Le Dr C._______ ne se prononce pas sur la capacité de travail du
recourant dans une activité adaptée. Il relève uniquement que la capacité
de travail en tant que cuisinier est nulle et il émet un pronostic quant à
une évolution possible. Il conclut son rapport en suggérant un
reclassement professionnel (AI doc. 34). Il fournit encore des précisions
au SMR le 23 septembre 2005, sans pour autant modifier le contenu de
son rapport (AI doc. 41). Le Dr D._______ a également rejoint l'avis du Dr
C._______: il souligne qu'à seulement six mois de l'intervention, il est trop
C-6993/2008
Page 17
tôt pour se prononcer sur les possibilités de récupération de la paralysie.

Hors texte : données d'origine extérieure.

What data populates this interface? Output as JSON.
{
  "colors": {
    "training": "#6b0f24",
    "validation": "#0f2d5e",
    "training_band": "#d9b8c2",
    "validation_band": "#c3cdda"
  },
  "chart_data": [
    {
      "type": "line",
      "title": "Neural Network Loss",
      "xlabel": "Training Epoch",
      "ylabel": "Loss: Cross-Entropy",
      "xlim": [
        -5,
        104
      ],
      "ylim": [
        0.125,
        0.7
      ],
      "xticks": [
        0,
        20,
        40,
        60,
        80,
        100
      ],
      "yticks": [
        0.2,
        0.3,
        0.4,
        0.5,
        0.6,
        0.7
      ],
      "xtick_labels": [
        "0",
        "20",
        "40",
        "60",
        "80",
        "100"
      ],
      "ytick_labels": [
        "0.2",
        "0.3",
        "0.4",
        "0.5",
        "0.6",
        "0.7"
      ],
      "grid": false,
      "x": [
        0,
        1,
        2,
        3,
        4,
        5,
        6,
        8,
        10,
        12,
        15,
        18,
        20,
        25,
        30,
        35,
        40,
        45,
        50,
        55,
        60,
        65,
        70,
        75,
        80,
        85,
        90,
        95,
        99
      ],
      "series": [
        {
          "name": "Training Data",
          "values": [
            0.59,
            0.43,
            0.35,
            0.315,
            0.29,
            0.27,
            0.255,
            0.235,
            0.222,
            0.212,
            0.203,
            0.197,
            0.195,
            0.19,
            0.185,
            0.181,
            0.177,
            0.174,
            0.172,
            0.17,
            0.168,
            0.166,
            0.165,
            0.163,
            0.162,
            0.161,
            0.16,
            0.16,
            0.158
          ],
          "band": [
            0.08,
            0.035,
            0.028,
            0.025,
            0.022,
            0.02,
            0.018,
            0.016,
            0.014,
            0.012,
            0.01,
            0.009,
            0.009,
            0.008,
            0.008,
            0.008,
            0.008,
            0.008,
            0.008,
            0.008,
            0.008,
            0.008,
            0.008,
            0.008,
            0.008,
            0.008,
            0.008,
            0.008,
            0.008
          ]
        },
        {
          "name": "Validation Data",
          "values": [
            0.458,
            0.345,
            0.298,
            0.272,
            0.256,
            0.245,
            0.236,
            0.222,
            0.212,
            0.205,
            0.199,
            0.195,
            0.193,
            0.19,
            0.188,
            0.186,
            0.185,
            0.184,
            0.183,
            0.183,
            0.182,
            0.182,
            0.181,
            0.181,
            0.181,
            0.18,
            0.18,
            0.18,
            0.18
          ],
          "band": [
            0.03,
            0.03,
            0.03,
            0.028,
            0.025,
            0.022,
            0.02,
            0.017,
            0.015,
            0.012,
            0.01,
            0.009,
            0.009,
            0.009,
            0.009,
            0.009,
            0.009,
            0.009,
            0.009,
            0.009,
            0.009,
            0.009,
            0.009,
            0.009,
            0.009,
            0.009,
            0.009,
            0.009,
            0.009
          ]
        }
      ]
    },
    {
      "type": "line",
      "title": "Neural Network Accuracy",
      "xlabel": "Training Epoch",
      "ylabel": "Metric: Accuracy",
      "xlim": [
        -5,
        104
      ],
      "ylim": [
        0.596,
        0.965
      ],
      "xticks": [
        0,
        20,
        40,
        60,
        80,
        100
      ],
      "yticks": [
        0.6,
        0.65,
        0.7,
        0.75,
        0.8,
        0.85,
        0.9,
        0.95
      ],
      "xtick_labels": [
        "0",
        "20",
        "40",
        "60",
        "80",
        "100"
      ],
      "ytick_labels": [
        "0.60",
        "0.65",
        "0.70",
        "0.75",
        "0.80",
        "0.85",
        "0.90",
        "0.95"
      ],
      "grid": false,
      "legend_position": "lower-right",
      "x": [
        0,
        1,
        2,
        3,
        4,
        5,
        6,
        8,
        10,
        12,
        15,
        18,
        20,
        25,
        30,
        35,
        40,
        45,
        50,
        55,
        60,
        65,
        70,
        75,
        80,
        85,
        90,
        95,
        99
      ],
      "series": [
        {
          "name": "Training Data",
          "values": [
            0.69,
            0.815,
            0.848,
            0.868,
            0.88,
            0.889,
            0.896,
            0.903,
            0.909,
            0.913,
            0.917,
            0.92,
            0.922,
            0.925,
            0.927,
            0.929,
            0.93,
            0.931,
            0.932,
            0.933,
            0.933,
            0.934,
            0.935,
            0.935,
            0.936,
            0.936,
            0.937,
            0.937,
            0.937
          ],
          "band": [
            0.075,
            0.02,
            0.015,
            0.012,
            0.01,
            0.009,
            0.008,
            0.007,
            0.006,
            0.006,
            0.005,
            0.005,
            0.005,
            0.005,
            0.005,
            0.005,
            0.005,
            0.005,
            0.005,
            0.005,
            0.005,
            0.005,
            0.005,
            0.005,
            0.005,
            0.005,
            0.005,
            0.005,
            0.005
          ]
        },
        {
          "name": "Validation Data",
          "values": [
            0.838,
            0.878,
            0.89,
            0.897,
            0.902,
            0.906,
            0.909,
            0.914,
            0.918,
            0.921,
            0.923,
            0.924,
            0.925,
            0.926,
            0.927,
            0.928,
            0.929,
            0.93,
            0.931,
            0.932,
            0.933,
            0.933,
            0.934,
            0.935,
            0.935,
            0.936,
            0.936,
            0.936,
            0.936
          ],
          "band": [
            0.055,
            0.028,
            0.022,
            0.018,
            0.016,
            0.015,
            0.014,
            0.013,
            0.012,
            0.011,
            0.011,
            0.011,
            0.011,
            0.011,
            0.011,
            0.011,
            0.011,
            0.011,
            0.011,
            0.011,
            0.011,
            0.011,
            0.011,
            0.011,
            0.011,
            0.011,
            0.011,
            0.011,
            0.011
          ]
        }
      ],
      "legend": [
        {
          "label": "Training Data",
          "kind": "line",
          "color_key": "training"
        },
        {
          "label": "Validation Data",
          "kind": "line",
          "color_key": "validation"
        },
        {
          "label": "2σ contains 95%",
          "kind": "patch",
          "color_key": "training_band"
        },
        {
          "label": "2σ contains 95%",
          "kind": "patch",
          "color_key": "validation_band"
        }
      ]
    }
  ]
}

Il mentionne que la poursuite de l'activité de cuisinier n'est plus
envisageable, et se prononce en faveur de mesures de réadaptations
professionnelles, où après avoir été recyclé, X._______ pourrait atteindre
un degré d'activité de 80% (AI doc. 36).
Il ressort ainsi clairement de l'expertise menée par ces deux spécialistes
indépendants qu'en juillet 2005, le recourant était encore en pleine phase
de récupération, mais que les praticiens le considéraient apte à être
réadapté. A aucun moment, les Dr C._______ et D._______ n'ont parlé
d'une capacité de travail de 50% dans une activité respectant des
limitations fonctionnelles, du moins, pas avant que ne soit entrepris un
reclassement professionnel.
C'est d'ailleurs sur la base de ce constat que le 17 août 2006, l'OCAI a
pris en charge un reclassement professionnel du recourant en hygiène
alimentaire.
12.3. Le Tribunal remarque en outre que les Dr C._______ et D._______
ont été constants dans leur approche. Dans leurs nouveaux certificats
médicaux des 26 et 28 juin 2007, ils ont procédé à une nouvelle analyse
de la situation en adaptant leurs conclusions au travail effectué par le
recourant durant les mois écoulés. Le Dr C._______ a jugé que dans une
profession liée à la sécurité et l'hygiène alimentaire, il existait une
capacité de travail de 50 à 60% (AI doc. 109). Le Dr D._______ évaluait
quant à lui l'incapacité de travail à 50% (AI doc. 110). Enfin, face aux
doutes du SMR, le Dr C._______ a justifié son point de vue, en exposant
que l'exigibilité d'un travail à 80-100% en juillet 2005 avait été trop
optimiste en raison de la persistance des syndromes douloureux du
recourant. Pour le Tribunal, cette explication démontre une fois encore
qu'en juillet 2005, l'état de santé du recourant était labile, de sorte que les
données qui y figuraient concernaient bel et bien un pronostic quant à un
rendement futur, non un avis médical définitif sur lequel l'OAIE pouvait
s'appuyer pour diminuer la rente du X._______.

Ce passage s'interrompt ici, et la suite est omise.